In one entry dated Dec. 26, 2012, 12 days after the shooting, a man said he had been privy to a conversation in which Lanza said he had an assault weapon and was planning to kill children at Sandy Hook Elementary School, and his mother.

The man, whose name was redacted, was so troubled by this information that he reported it to the Newtown Police Department in 2008, according to the document, which was among about 1,500 pages released by the agency on Tuesday. But he said the police told him that “Lanza’s mother owned the guns and that there was nothing NPD could do about it.”

It is unclear what officials could have done to stop the attack at the point they were alerted to Lanza. All firearms in the Lanza home had been legally purchased by Nancy Lanza, whom Adam Lanza shot and killed in her bed the morning of Dec. 14 before going to Sandy Hook Elementary School and fatally shooting 20 children and six staff members. The rampage ended when Lanza, 20, shot and killed himself at the school.

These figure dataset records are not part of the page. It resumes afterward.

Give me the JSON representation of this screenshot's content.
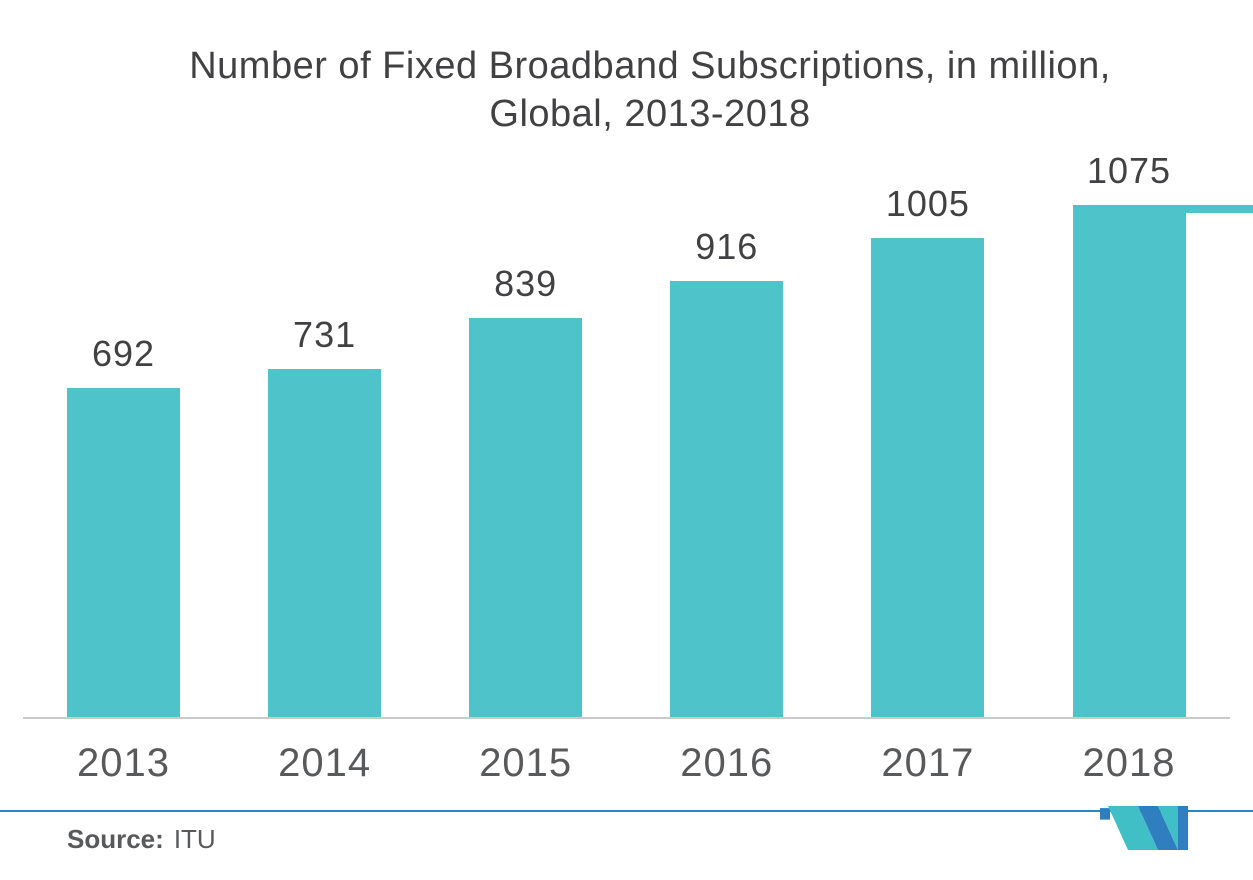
{
  "title": {
    "line1": "Number of Fixed Broadband Subscriptions, in million,",
    "line2": "Global, 2013-2018"
  },
  "footer": {
    "source_label": "Source:",
    "source_value": "ITU",
    "logo": "mordor-intelligence-m-logo"
  },
  "colors": {
    "bar": "#4FC3CA",
    "title_text": "#414042",
    "value_text": "#414042",
    "axis_text": "#58595B",
    "axis_line": "#CBCAC9",
    "footer_line": "#2E86C1",
    "logo_blue": "#2E7EC0",
    "logo_teal": "#41BFC7"
  },
  "chart_data": {
    "type": "bar",
    "title": "Number of Fixed Broadband Subscriptions, in million, Global, 2013-2018",
    "categories": [
      "2013",
      "2014",
      "2015",
      "2016",
      "2017",
      "2018"
    ],
    "values": [
      692,
      731,
      839,
      916,
      1005,
      1075
    ],
    "series_name": "Fixed Broadband Subscriptions (million)",
    "xlabel": "",
    "ylabel": "",
    "ylim": [
      0,
      1075
    ],
    "grid": false,
    "legend": false,
    "data_labels": true,
    "bar_color": "#4FC3CA",
    "source": "ITU"
  }
}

The documents — large portions of which were redacted, including the names of numerous interviewees — include accounts by people who knew the gunman or his mother.

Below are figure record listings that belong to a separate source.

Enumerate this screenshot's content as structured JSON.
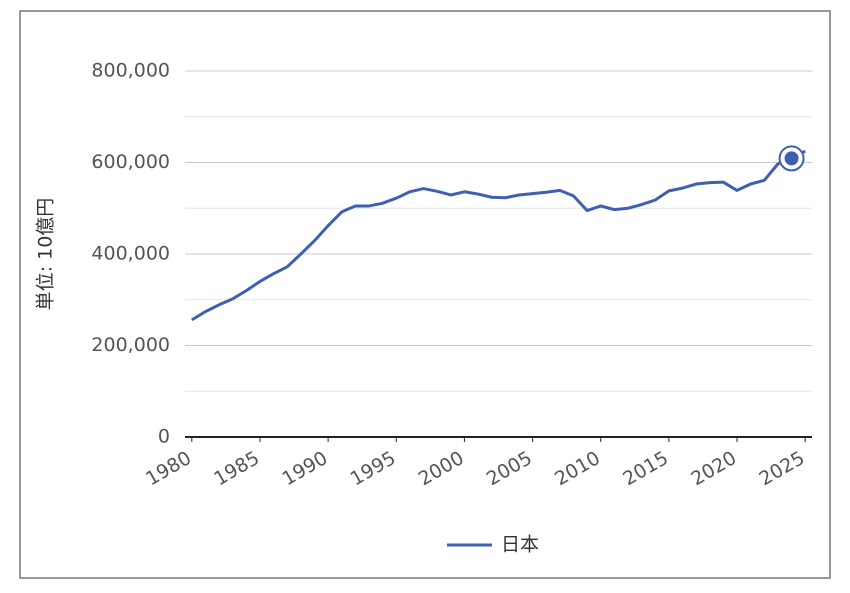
{
  "chart_data": {
    "type": "line",
    "y_label": "単位: 10億円",
    "x": [
      1980,
      1981,
      1982,
      1983,
      1984,
      1985,
      1986,
      1987,
      1988,
      1989,
      1990,
      1991,
      1992,
      1993,
      1994,
      1995,
      1996,
      1997,
      1998,
      1999,
      2000,
      2001,
      2002,
      2003,
      2004,
      2005,
      2006,
      2007,
      2008,
      2009,
      2010,
      2011,
      2012,
      2013,
      2014,
      2015,
      2016,
      2017,
      2018,
      2019,
      2020,
      2021,
      2022,
      2023,
      2024,
      2025
    ],
    "series": [
      {
        "name": "日本",
        "color": "#3f5fb0",
        "values": [
          256000,
          274000,
          289000,
          302000,
          320000,
          340000,
          357000,
          372000,
          400000,
          429000,
          462000,
          492000,
          505000,
          505000,
          511000,
          522000,
          536000,
          543000,
          537000,
          529000,
          536000,
          531000,
          524000,
          523000,
          529000,
          532000,
          535000,
          539000,
          527000,
          495000,
          505000,
          497000,
          500000,
          508000,
          518000,
          538000,
          544000,
          553000,
          556000,
          557000,
          539000,
          553000,
          561000,
          597000,
          609000,
          625000
        ]
      }
    ],
    "highlight_index": 44,
    "xlim": [
      1979.5,
      2025.5
    ],
    "xticks": [
      1980,
      1985,
      1990,
      1995,
      2000,
      2005,
      2010,
      2015,
      2020,
      2025
    ],
    "ylim": [
      0,
      800000
    ],
    "yticks": [
      {
        "value": 0,
        "label": "0"
      },
      {
        "value": 200000,
        "label": "200,000"
      },
      {
        "value": 400000,
        "label": "400,000"
      },
      {
        "value": 600000,
        "label": "600,000"
      },
      {
        "value": 800000,
        "label": "800,000"
      }
    ],
    "minor_yticks": [
      100000,
      300000,
      500000,
      700000
    ],
    "grid": true,
    "legend": "bottom"
  }
}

In one entry, a woman who had connected with Lanza online about 2½ years before the massacre said she knew he had been obsessed with mass shootings.

“Lanza was working on a list, or spreadsheet, meticulously documenting the details of hundreds of spree killings and mass murders,” agents with the FBI wrote of their interview with her. They said he had devoted all his time to researching these events.

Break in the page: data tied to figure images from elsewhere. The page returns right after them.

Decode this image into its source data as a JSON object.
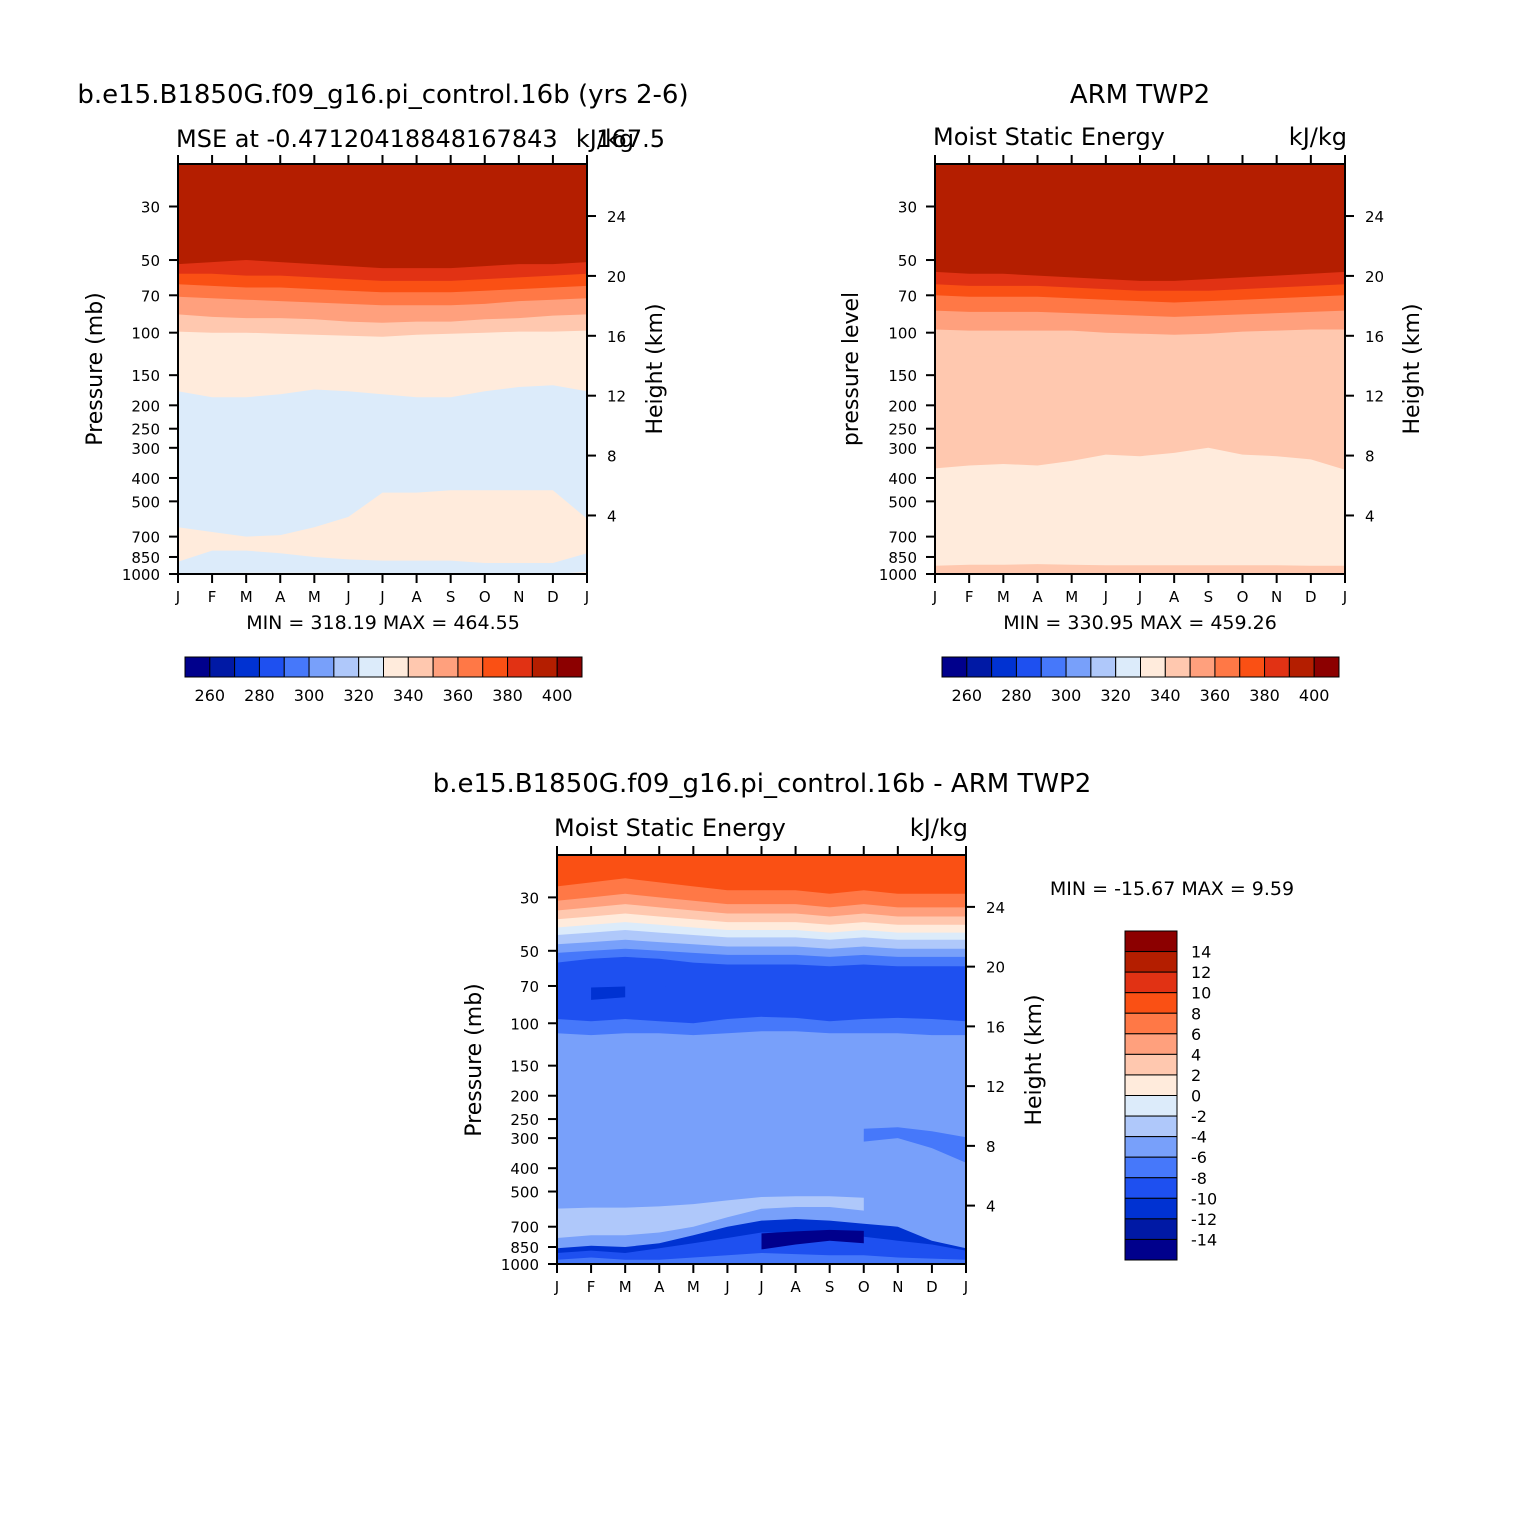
{
  "colors": {
    "ramp15": [
      "#00008c",
      "#0019a5",
      "#0032d2",
      "#1e50f0",
      "#4678fa",
      "#78a0fa",
      "#afc8fa",
      "#dcebfa",
      "#ffebdc",
      "#ffc8af",
      "#ffa07d",
      "#ff7846",
      "#fa5014",
      "#e13214",
      "#b41e00",
      "#8c0000"
    ]
  },
  "chart_data": [
    {
      "id": "model",
      "type": "heatmap",
      "title": "b.e15.B1850G.f09_g16.pi_control.16b (yrs 2-6)",
      "left_subtitle": "MSE at -0.47120418848167843",
      "center_subtitle": "167.5",
      "units": "kJ/kg",
      "ylabel": "Pressure (mb)",
      "y2label": "Height (km)",
      "x_ticks": [
        "J",
        "F",
        "M",
        "A",
        "M",
        "J",
        "J",
        "A",
        "S",
        "O",
        "N",
        "D",
        "J"
      ],
      "y_ticks": [
        30,
        50,
        70,
        100,
        150,
        200,
        250,
        300,
        400,
        500,
        700,
        850,
        1000
      ],
      "y2_ticks": [
        24,
        20,
        16,
        12,
        8,
        4
      ],
      "ylim": [
        1000,
        20
      ],
      "stats": "MIN = 318.19 MAX = 464.55",
      "colorbar_labels": [
        "260",
        "280",
        "300",
        "320",
        "340",
        "360",
        "380",
        "400"
      ],
      "levels": [
        250,
        260,
        270,
        280,
        290,
        300,
        310,
        320,
        330,
        340,
        350,
        360,
        370,
        380,
        390,
        400
      ],
      "boundaries": [
        {
          "between": [
            "#ffebdc",
            "#dcebfa"
          ],
          "p": [
            1000,
            990,
            990,
            990,
            990,
            990,
            995,
            1000,
            1000,
            1000,
            1000,
            1000,
            980
          ]
        },
        {
          "between": [
            "#dcebfa",
            "#afc8fa"
          ],
          "p": [
            null,
            null,
            null,
            null,
            null,
            null,
            null,
            830,
            760,
            770,
            800,
            null,
            null
          ]
        },
        {
          "between": [
            "#dcebfa",
            "#ffebdc"
          ],
          "p": [
            890,
            800,
            800,
            820,
            850,
            870,
            880,
            880,
            880,
            900,
            900,
            900,
            820
          ]
        },
        {
          "between": [
            "#ffebdc",
            "#dcebfa"
          ],
          "p": [
            640,
            670,
            700,
            690,
            640,
            580,
            460,
            460,
            450,
            450,
            450,
            450,
            590
          ]
        },
        {
          "between": [
            "#ffc8af",
            "#ffebdc"
          ],
          "p": [
            175,
            185,
            185,
            180,
            172,
            175,
            180,
            185,
            185,
            175,
            168,
            165,
            175
          ]
        },
        {
          "between": [
            "#ffa07d",
            "#ffc8af"
          ],
          "p": [
            99,
            100,
            100,
            101,
            102,
            103,
            104,
            102,
            101,
            100,
            99,
            99,
            98
          ]
        },
        {
          "between": [
            "#ff7846",
            "#ffa07d"
          ],
          "p": [
            84,
            86,
            87,
            87,
            88,
            90,
            91,
            90,
            90,
            88,
            87,
            85,
            84
          ]
        },
        {
          "between": [
            "#fa5014",
            "#ff7846"
          ],
          "p": [
            71,
            72,
            73,
            74,
            75,
            76,
            77,
            77,
            77,
            76,
            74,
            73,
            72
          ]
        },
        {
          "between": [
            "#e13214",
            "#fa5014"
          ],
          "p": [
            63,
            64,
            65,
            65,
            66,
            67,
            68,
            68,
            68,
            67,
            66,
            65,
            64
          ]
        },
        {
          "between": [
            "#b41e00",
            "#e13214"
          ],
          "p": [
            57,
            57,
            58,
            58,
            59,
            60,
            61,
            61,
            61,
            60,
            59,
            58,
            57
          ]
        },
        {
          "between": [
            "#8c0000",
            "#b41e00"
          ],
          "p": [
            52,
            51,
            50,
            51,
            52,
            53,
            54,
            54,
            54,
            53,
            52,
            52,
            51
          ]
        }
      ]
    },
    {
      "id": "obs",
      "type": "heatmap",
      "title": "ARM TWP2",
      "left_subtitle": "Moist Static Energy",
      "units": "kJ/kg",
      "ylabel": "pressure level",
      "y2label": "Height (km)",
      "x_ticks": [
        "J",
        "F",
        "M",
        "A",
        "M",
        "J",
        "J",
        "A",
        "S",
        "O",
        "N",
        "D",
        "J"
      ],
      "y_ticks": [
        30,
        50,
        70,
        100,
        150,
        200,
        250,
        300,
        400,
        500,
        700,
        850,
        1000
      ],
      "y2_ticks": [
        24,
        20,
        16,
        12,
        8,
        4
      ],
      "ylim": [
        1000,
        20
      ],
      "stats": "MIN = 330.95 MAX = 459.26",
      "colorbar_labels": [
        "260",
        "280",
        "300",
        "320",
        "340",
        "360",
        "380",
        "400"
      ],
      "levels": [
        250,
        260,
        270,
        280,
        290,
        300,
        310,
        320,
        330,
        340,
        350,
        360,
        370,
        380,
        390,
        400
      ],
      "boundaries": [
        {
          "between": [
            "#ffc8af",
            "#ffebdc"
          ],
          "p": [
            925,
            915,
            915,
            910,
            915,
            920,
            920,
            920,
            920,
            920,
            920,
            925,
            925
          ]
        },
        {
          "between": [
            "#ffebdc",
            "#ffc8af"
          ],
          "p": [
            365,
            355,
            350,
            355,
            340,
            320,
            325,
            315,
            300,
            320,
            325,
            335,
            370
          ]
        },
        {
          "between": [
            "#ffa07d",
            "#ffc8af"
          ],
          "p": [
            125,
            126,
            126,
            126,
            126,
            127,
            128,
            128,
            128,
            127,
            126,
            126,
            125
          ]
        },
        {
          "between": [
            "#ff7846",
            "#ffa07d"
          ],
          "p": [
            97,
            98,
            98,
            98,
            98,
            100,
            101,
            102,
            101,
            99,
            98,
            97,
            97
          ]
        },
        {
          "between": [
            "#fa5014",
            "#ff7846"
          ],
          "p": [
            81,
            82,
            82,
            82,
            83,
            84,
            85,
            86,
            85,
            84,
            83,
            82,
            81
          ]
        },
        {
          "between": [
            "#e13214",
            "#fa5014"
          ],
          "p": [
            70,
            71,
            71,
            71,
            72,
            73,
            74,
            75,
            74,
            73,
            72,
            71,
            70
          ]
        },
        {
          "between": [
            "#b41e00",
            "#e13214"
          ],
          "p": [
            63,
            64,
            64,
            64,
            65,
            66,
            67,
            67,
            67,
            66,
            65,
            64,
            63
          ]
        },
        {
          "between": [
            "#8c0000",
            "#b41e00"
          ],
          "p": [
            56,
            57,
            57,
            58,
            59,
            60,
            61,
            61,
            60,
            59,
            58,
            57,
            56
          ]
        }
      ]
    },
    {
      "id": "diff",
      "type": "heatmap",
      "title": "b.e15.B1850G.f09_g16.pi_control.16b - ARM TWP2",
      "left_subtitle": "Moist Static Energy",
      "units": "kJ/kg",
      "ylabel": "Pressure (mb)",
      "y2label": "Height (km)",
      "x_ticks": [
        "J",
        "F",
        "M",
        "A",
        "M",
        "J",
        "J",
        "A",
        "S",
        "O",
        "N",
        "D",
        "J"
      ],
      "y_ticks": [
        30,
        50,
        70,
        100,
        150,
        200,
        250,
        300,
        400,
        500,
        700,
        850,
        1000
      ],
      "y2_ticks": [
        24,
        20,
        16,
        12,
        8,
        4
      ],
      "ylim": [
        1000,
        20
      ],
      "stats": "MIN = -15.67 MAX =    9.59",
      "colorbar_labels": [
        "14",
        "12",
        "10",
        "8",
        "6",
        "4",
        "2",
        "0",
        "-2",
        "-4",
        "-6",
        "-8",
        "-10",
        "-12",
        "-14"
      ],
      "levels": [
        -14,
        -12,
        -10,
        -8,
        -6,
        -4,
        -2,
        0,
        2,
        4,
        6,
        8,
        10,
        12,
        14
      ],
      "boundaries": [
        {
          "between": [
            "#78a0fa",
            "#4678fa"
          ],
          "p": [
            1000,
            990,
            1000,
            1000,
            1000,
            1000,
            1000,
            1000,
            1000,
            1000,
            1000,
            1000,
            1000
          ]
        },
        {
          "between": [
            "#4678fa",
            "#1e50f0"
          ],
          "p": [
            960,
            940,
            960,
            960,
            940,
            920,
            900,
            910,
            920,
            920,
            940,
            950,
            960
          ]
        },
        {
          "between": [
            "#1e50f0",
            "#0032d2"
          ],
          "p": [
            900,
            880,
            900,
            860,
            820,
            780,
            740,
            740,
            760,
            770,
            800,
            830,
            880
          ]
        },
        {
          "between": [
            "#0032d2",
            "#00008c"
          ],
          "p": [
            null,
            null,
            null,
            null,
            null,
            null,
            870,
            830,
            800,
            820,
            null,
            null,
            null
          ]
        },
        {
          "between": [
            "#4678fa",
            "#78a0fa"
          ],
          "p": [
            860,
            840,
            850,
            820,
            760,
            700,
            660,
            650,
            660,
            680,
            700,
            800,
            860
          ]
        },
        {
          "between": [
            "#78a0fa",
            "#afc8fa"
          ],
          "p": [
            780,
            760,
            760,
            740,
            700,
            640,
            590,
            580,
            580,
            600,
            null,
            null,
            null
          ]
        },
        {
          "between": [
            "#afc8fa",
            "#78a0fa"
          ],
          "p": [
            440,
            430,
            430,
            430,
            430,
            440,
            440,
            440,
            450,
            460,
            470,
            480,
            490
          ]
        },
        {
          "between": [
            "#78a0fa",
            "#4678fa"
          ],
          "p": [
            null,
            null,
            null,
            null,
            null,
            null,
            null,
            null,
            null,
            310,
            300,
            330,
            380
          ]
        },
        {
          "between": [
            "#4678fa",
            "#78a0fa"
          ],
          "p": [
            118,
            120,
            118,
            118,
            120,
            118,
            118,
            118,
            120,
            118,
            118,
            120,
            120
          ]
        },
        {
          "between": [
            "#1e50f0",
            "#4678fa"
          ],
          "p": [
            110,
            112,
            110,
            110,
            112,
            110,
            108,
            108,
            110,
            110,
            110,
            112,
            112
          ]
        },
        {
          "between": [
            "#0032d2",
            "#1e50f0"
          ],
          "p": [
            96,
            98,
            96,
            98,
            100,
            96,
            94,
            95,
            98,
            96,
            95,
            96,
            98
          ]
        },
        {
          "between": [
            "#00008c",
            "#0032d2"
          ],
          "p": [
            null,
            80,
            78,
            null,
            null,
            null,
            null,
            null,
            null,
            null,
            null,
            null,
            null
          ]
        },
        {
          "between": [
            "#0032d2",
            "#1e50f0"
          ],
          "p": [
            70,
            68,
            68,
            70,
            72,
            70,
            70,
            68,
            70,
            70,
            72,
            70,
            70
          ]
        },
        {
          "between": [
            "#1e50f0",
            "#4678fa"
          ],
          "p": [
            56,
            54,
            53,
            54,
            56,
            57,
            57,
            57,
            58,
            57,
            58,
            58,
            58
          ]
        },
        {
          "between": [
            "#4678fa",
            "#78a0fa"
          ],
          "p": [
            51,
            50,
            49,
            50,
            51,
            52,
            52,
            52,
            53,
            52,
            53,
            53,
            53
          ]
        },
        {
          "between": [
            "#78a0fa",
            "#afc8fa"
          ],
          "p": [
            47,
            46,
            45,
            46,
            47,
            48,
            48,
            48,
            49,
            48,
            49,
            49,
            49
          ]
        },
        {
          "between": [
            "#afc8fa",
            "#dcebfa"
          ],
          "p": [
            43,
            42,
            41,
            42,
            43,
            44,
            44,
            44,
            45,
            44,
            45,
            45,
            45
          ]
        },
        {
          "between": [
            "#dcebfa",
            "#ffebdc"
          ],
          "p": [
            40,
            39,
            38,
            39,
            40,
            41,
            41,
            41,
            42,
            41,
            42,
            42,
            42
          ]
        },
        {
          "between": [
            "#ffebdc",
            "#ffc8af"
          ],
          "p": [
            37,
            36,
            35,
            36,
            37,
            38,
            38,
            38,
            39,
            38,
            39,
            39,
            39
          ]
        },
        {
          "between": [
            "#ffc8af",
            "#ffa07d"
          ],
          "p": [
            34,
            33,
            32,
            33,
            34,
            35,
            35,
            35,
            36,
            35,
            36,
            36,
            36
          ]
        },
        {
          "between": [
            "#ffa07d",
            "#ff7846"
          ],
          "p": [
            31,
            30,
            29,
            30,
            31,
            32,
            32,
            32,
            33,
            32,
            33,
            33,
            33
          ]
        },
        {
          "between": [
            "#ff7846",
            "#fa5014"
          ],
          "p": [
            27,
            26,
            25,
            26,
            27,
            28,
            28,
            28,
            29,
            28,
            29,
            29,
            29
          ]
        }
      ]
    }
  ]
}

The woman said she communicated with Lanza about once a month through the beginning of December 2012, but never heard his voice. He was “the weirdest person online,” she told investigators.

Lanza also portrayed himself to the woman as someone who lived an isolated and uncomfortable life, the investigators noted.

He had shared his thoughts on sexuality and pedophilia with her, saying on the one hand that he hated pedophiles and that they were a threat to children, while also describing “adult/child sexual relationships as possibly beneficial to both.”

A 48-page report released in 2013 by the state’s attorney in Danbury, Connecticut, Stephen J. Sedensky III, stated that Lanza had “materials regarding the topic of pedophilia and advocating for the rights for pedophiles.” The report noted, however, that the materials were not child pornography.

According to the new documents, the woman said Lanza felt “pity for children” and thought they were “brainwashed” by “controlling” adults like teachers and parents. Lanza “felt sorry” for children, according to the woman.

Though she said she never had an indication that he would act out violently himself, she was not shocked that he was the killer, she told investigators.

In one interview, dated Dec. 16, 2012, FBI officials were informed that Nancy Lanza had said that her son had hacked into a government computer system during his freshman year of high school. Nancy Lanza reportedly said that agents from the FBI or the CIA came to their door afterward.

In another entry, recorded on the day of the shooting, an interviewee said Nancy Lanza had told her that Adam Lanza had been “weirded out” by Hurricane Sandy, which struck the Northeast in October 2012, less than two months before the attack.

The storm left the Lanzas without electricity. With “no power in the house, the shooter refused to leave the home and go to a hotel,” the FBI noted. So Nancy Lanza was forced to stay with him, the report said. “He was undoubtedly afflicted with mental health problems,” according to the report.

Lanza was found to have Asperger’s syndrome in 2005, but there is no evidence that people with Asperger’s are more likely to commit violent crimes than others.

The documents also repeatedly underscored the tensions at home between Lanza and his mother, noting that a number of people who knew the mother for years had never met Lanza or even been in their house.

The report states that in November 2012, Lanza’s mother “was concerned about him and said that he hadn’t gone anywhere in three months and would only communicate with her by email, though they were living in the same house.” But she never expressed fear that her son posed a threat.